Trump was over Indiana before voting began. He spent most of Monday there assuring supporters that he already had the race in the bag and made it clear his sights are now set on the general election.
"The people of Indiana are going to put me over the top and we can focus on Hillary Clinton," Trump said on Monday evening at a campaign rally in South Bend.
No one had more riding on Indiana's primary than Cruz, who walked away with only about 37 percent of the vote. The Texas senator, along with the rest of the "stop Trump" forces, had pinned all remaining hopes on the state's primary to deny Trump enough delegates to avoid a contested convention.
Cruz had pulled out a series of increasingly desperate tricks in recent weeks, including tapping Carly Fiorina as his running mate last week, blanketing the airwaves with a deluge of anti-Trump ads, referencing the film "Hoosiers" during campaign appearances and touting his endorsement by the state's conservative governor Mike Pence.

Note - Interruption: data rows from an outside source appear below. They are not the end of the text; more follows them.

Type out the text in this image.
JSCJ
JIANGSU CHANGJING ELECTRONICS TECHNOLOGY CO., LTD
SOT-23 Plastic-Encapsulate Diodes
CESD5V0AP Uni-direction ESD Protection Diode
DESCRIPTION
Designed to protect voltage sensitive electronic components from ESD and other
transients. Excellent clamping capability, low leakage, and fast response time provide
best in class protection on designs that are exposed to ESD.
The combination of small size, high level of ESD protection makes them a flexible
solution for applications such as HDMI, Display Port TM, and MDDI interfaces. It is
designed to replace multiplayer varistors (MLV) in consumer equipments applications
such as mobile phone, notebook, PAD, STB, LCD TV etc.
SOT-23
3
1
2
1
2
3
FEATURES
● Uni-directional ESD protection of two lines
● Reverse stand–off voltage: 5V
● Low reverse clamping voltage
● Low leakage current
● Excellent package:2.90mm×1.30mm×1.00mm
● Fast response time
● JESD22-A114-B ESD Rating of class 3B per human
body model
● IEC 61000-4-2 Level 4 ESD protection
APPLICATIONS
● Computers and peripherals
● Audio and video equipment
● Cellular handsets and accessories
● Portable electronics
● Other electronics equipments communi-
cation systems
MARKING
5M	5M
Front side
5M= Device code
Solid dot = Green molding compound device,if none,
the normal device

He even entered into a bungled alliance with Kasich, so that Cruz would be left alone to campaign against Trump in Indiana. (Cruz later denied the existence of the alliance, while Kasich merely backed off). But just like everything else the candidates and anti-Trump operatives have thrown at the frontrunner so far, none of those efforts did anything to slow down Trump.
California will end the Republican primary season with its vote on June 7.
John Kasich is however staying in, after netting a meager eight percent of the votes in Indiana. "Tonight's results are not going to alter Gov. Kasich's campaign plans," his campaign said in a statement, shortly after Trump was declared the winner. "Our strategy has been and continues to be one that involves winning the nomination at an open convention."
Cruz had spent months setting up a careful ground organization in California. He also nabbed the endorsement of former California Governor Pete Wilson last week. But early polls of the state's voters showed that Trump was heavily favored to scoop up most of the state's 172 delegates and win the Republican nomination there.